To be honest, I think the reason I've engaged with this thread is I recently spent a day with a relative who, despite being to all intents and purposes perfectly lovely, is absolutely clueless when it comes to taking her turn paying for anything. For me, it's not about the money - it's the attitude, like a kind of inane entitlement. You'll be out and about, she'll suggest going in a coffee shop and she just wafts in and sits down. Every single time. It literally never occurs to her to offer to get the coffees. She is 50, but like a child in this respect. If you have lunch, she will usually go to the loo or be suddenly taking an urgent call when the bill comes. Time and time again, it's the same. I've had decades of this. If she comes to your home for dinner, she never brings anything. Her DH was the one I mentioned earlier in the thread who tried to organise a party in some random bar in Reading, and they thought they were being amazingly magnanimous by offering people a free glass of Chardonnay on entry. Ffs. Of course, she herself once had a dinner and everyone had to pay to the penny / and civet her as well. And she had a wedding abroad, years ago, and never even bought her guests si much as a round of drinks. I keep thinking this person will change, because they are a relative and, as I say, are generally quite nice otherwise. But I find the entitlement really, really awful and I can see it rubbing off in her kids now as well who will basically take anything they can get from anyone with no qualms. And she is exactly the type if person who will justify never paying for people with "Oh well, they didn't have to come if they didn't want to." In fact, she has said this over the years and it's why this phrase winds me up so much. So apologies, as I am probably projecting a lot on this thread, due to a very recent and depressing experience with this relative.

CrocusVase · 01/11/2025 11:36

For me, it's not about the money - it's the attitude, like a kind of inane entitlement. You'll be out and about, she'll suggest going in a coffee shop and she just wafts in and sits down. Every single time. It literally never occurs to her to offer to get the coffees.

Oh, that annoys me as well. I have an ex-friend who used to do that all the time.

Coffee shops with friends we either get our own, whoever gets there first will order for everyone, or we take turns. Depends a bit on the number of people and how frequently we get coffee together, but definitely no taking advantage. Well, except for the 6 year old but we put him to work collecting stirrers and napkins.

Pjnow · 01/11/2025 11:56

In most of my circles I think it would be seen as unpleasantly ostentatious to pick up the whole bill for the table, but in one group, where the money is generally flowing more easily, there are people who would do this for (usually) their wives' birthdays.

Byemn · 01/11/2025 12:10

But I find the entitlement really, really awful and I can see it rubbing off in her kids now as well who will basically take anything they can get from anyone with no qualms

@minvee I had a now former childhood friend like this, I don’t know if she was like this with everyone but she always expected me to pick up the bill.

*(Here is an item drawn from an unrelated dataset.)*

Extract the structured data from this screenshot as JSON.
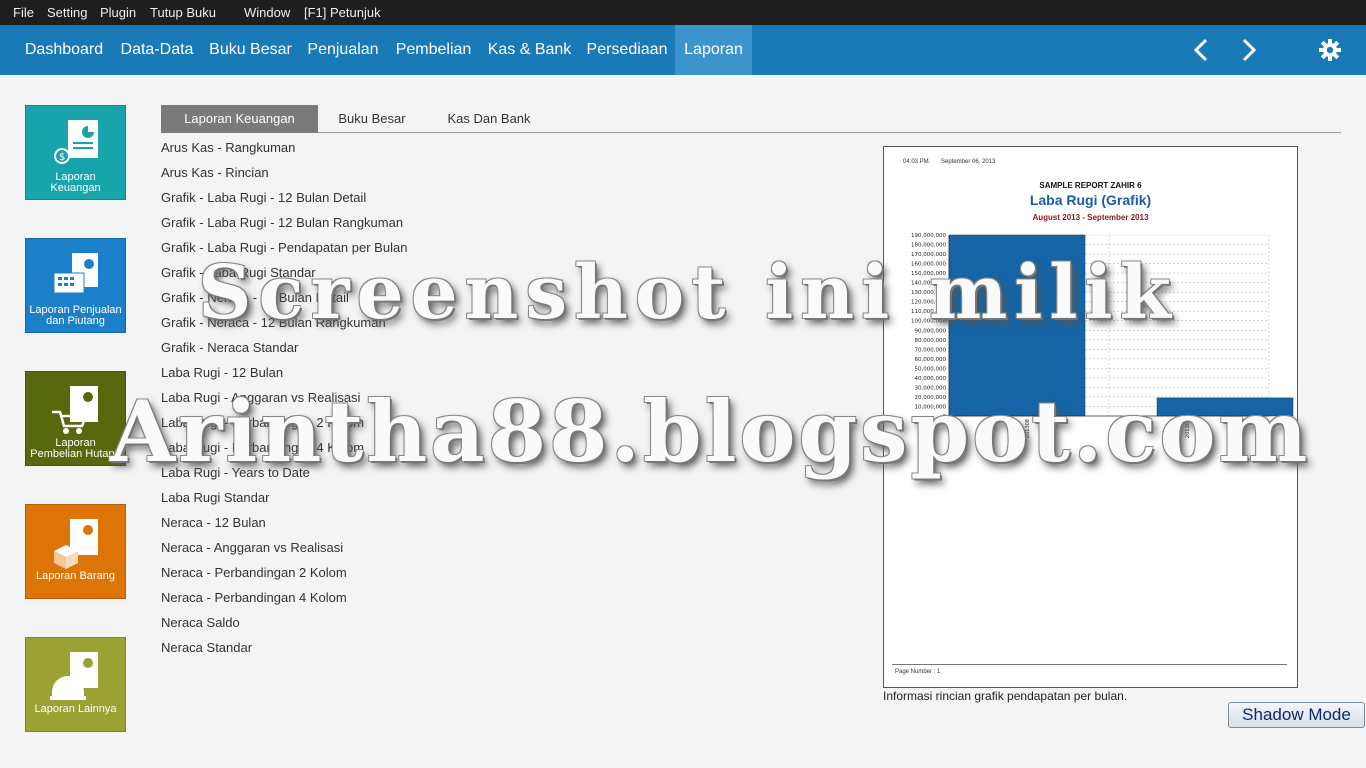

When she was on benefits for several years I did, but then when she started working she still seemed to expect me to pay. Maybe because she had kids and I didn’t? Not sure.

But it was one of the many one-sided aspects of our friendships. I stopped doing it eventually and would just announce to the waiter we were splitting the bill.

Not once after that did she think to cover my share in return for all the many times I did for her. She was probably, if anything, annoyed and feeling hard done by that I didn’t pay for her anymore.